SINGAPORE: Lee Hsien Yang has confirmed rumours that he will consider running for President, in a phone interview with Bloomberg. The report, which was published on Friday (3 Mar), quoted Mr Lee as saying:
“There is a view that depending on who they (referring to the People’s Action Party) float, if I were to run they would be in serious trouble and could lose. A lot of people have come to me. They really want me to run. It’s something I would consider.”
The next presidential election is set to take place this year. While the President is largely a ceremonial figurehead, the ruling People’s Action Party (PAP) has historically been very concerned as to who will occupy the President’s seat and the executive powers the President holds, though limited, are very important to the party.
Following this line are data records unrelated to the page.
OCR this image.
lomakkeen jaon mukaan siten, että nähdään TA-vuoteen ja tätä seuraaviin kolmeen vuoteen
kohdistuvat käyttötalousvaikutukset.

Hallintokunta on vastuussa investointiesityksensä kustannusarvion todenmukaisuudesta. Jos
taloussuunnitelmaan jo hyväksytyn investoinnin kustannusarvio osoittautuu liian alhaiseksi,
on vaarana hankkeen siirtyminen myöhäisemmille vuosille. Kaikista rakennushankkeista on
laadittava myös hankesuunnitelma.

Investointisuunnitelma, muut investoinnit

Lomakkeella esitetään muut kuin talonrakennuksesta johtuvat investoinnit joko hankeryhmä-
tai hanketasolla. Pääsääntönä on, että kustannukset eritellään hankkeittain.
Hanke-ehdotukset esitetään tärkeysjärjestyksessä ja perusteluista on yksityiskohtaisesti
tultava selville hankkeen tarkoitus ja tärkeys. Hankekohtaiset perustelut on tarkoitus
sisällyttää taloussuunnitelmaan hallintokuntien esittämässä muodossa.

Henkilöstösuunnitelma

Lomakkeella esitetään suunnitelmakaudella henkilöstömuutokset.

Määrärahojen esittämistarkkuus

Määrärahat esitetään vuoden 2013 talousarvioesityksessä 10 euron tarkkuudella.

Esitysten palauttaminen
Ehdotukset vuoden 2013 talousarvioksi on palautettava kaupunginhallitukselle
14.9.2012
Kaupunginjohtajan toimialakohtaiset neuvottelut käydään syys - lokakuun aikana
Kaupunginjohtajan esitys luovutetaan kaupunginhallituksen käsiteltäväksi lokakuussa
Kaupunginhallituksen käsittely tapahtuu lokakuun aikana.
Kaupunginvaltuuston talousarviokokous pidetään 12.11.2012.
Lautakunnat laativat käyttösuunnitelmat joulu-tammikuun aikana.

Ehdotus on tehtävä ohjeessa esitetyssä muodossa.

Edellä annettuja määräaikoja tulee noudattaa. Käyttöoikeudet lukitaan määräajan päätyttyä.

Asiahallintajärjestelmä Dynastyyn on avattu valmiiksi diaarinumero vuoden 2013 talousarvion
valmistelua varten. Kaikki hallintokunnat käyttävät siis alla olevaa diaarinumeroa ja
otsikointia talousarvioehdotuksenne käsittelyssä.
Former President Ong Teng Cheong alleged in an Asiaweek interview in 2000 that he was stonewalled when he tried to get information about the national reserves.
Citing this encounter, an Asia Sentinel source said last year that Lee Hsien Yang’s estranged elder brother and Singapore Prime Minister Lee Hsien Loong was “hugely upset by Ong Teng Cheong asking questions on the reserves.”
The source added, “It must be Lee Hsien Loong’s nightmare if Hsien Yang were to be in a position to do the same. Hsien Yang has the profile and independent-mindedness that would make him a very persuasive candidate to the population who wants a check and balance on the PAP.”
The younger Mr Lee declined to comment when asked last November whether he would contest the presidential race. The interview with Bloomberg is the first time he has expressly indicated interest in the President’s seat.
His decision to open up on the topic is likely due to the Singapore authorities’ latest action involving him and his family. Senior Minister Teo Chee Hean revealed this week that the police are investigating Mr Lee and his wife, Lee Suet Fern, for allegedly lying in judicial proceedings about his father’s last will.
The PAP politician’s revelation has prompted Lee Hsien Yang to protest the continued “persecution” against his family by the Singapore authorities. He added that he is the “real target” behind the authorities’ actions against his wife and his son, which began after his dispute with his elder brother became public in 2017.